Executive dysfunction and autobiographical memory retrieval in recovered depressed women.
Haddad ADM., Harmer CJ., Williams JMG.
BACKGROUND AND OBJECTIVES: Depressed individuals have difficulty remembering specific autobiographical events. These deficits often persist after recovery of mood symptoms, but the mechanisms underlying impaired memory specificity in recovered depressed individuals remain unclear. Here, we sought to examine whether performance on two cognitive measures might be related to deficits in autobiographical memory retrieval in individuals with a history of depression. METHODS: Twenty-four recovered depressed women (12 with more than one previous episode) and 24 never depressed women completed two cognitive measures (Digit Span and a Number Generation Task) and tests of autobiographical memory recall.

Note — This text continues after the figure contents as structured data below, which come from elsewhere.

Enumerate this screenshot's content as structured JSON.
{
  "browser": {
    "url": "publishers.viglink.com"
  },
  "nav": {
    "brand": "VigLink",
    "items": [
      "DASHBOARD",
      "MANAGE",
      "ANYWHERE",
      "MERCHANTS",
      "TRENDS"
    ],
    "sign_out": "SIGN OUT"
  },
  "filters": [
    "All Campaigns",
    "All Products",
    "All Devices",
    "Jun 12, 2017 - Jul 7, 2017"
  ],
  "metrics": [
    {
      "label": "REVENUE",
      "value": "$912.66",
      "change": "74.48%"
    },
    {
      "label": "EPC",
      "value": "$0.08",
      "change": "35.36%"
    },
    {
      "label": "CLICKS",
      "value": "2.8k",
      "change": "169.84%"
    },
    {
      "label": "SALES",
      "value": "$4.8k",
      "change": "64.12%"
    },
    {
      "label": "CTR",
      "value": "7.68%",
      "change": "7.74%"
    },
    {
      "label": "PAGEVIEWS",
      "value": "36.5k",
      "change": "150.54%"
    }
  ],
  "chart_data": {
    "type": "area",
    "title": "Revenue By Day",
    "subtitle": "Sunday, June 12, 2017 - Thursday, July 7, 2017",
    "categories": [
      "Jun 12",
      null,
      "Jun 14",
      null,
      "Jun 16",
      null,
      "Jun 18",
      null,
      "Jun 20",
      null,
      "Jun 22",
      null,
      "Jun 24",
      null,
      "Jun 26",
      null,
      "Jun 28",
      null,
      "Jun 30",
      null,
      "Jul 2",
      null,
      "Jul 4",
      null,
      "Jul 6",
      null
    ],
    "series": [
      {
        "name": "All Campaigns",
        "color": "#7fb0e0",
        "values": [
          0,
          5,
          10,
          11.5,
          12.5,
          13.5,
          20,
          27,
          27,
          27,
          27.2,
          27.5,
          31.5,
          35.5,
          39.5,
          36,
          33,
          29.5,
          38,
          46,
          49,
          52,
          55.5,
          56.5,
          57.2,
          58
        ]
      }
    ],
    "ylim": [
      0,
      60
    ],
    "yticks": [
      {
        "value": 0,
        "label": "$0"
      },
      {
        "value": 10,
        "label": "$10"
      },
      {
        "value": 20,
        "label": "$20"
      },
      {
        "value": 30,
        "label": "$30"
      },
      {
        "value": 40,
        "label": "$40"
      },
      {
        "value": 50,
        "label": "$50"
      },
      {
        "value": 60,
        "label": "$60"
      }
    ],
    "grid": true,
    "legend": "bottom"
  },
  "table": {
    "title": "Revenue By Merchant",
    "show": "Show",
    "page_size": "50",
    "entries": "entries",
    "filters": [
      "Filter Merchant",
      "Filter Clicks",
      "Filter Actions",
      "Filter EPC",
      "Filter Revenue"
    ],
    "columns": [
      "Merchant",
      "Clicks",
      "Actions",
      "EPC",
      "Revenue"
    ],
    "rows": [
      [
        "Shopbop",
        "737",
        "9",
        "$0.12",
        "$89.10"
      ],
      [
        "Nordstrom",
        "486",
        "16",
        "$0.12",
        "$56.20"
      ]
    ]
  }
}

RESULTS: Overall, the recovered depressed women did not show deficits in autobiographical retrieval. However, those with more than one previous episode had impaired retrieval of categorical autobiographical memories. Moreover, depression history moderated the relationship between Digit Span and retrieval of categoric autobiographical memories such that within the whole recovered depressed group (but not the never depressed group), those with lower Digit Span also had poorer retrieval of categorical autobiographical memories. LIMITATIONS: Our sample size was small and included only women. Moreover, order effects may have been a significant factor. CONCLUSIONS: These findings support the notion that working memory is an important factor in impairing autobiographical memory in those who have recovered from depression, but suggest a complex relationship with autobiographical recall.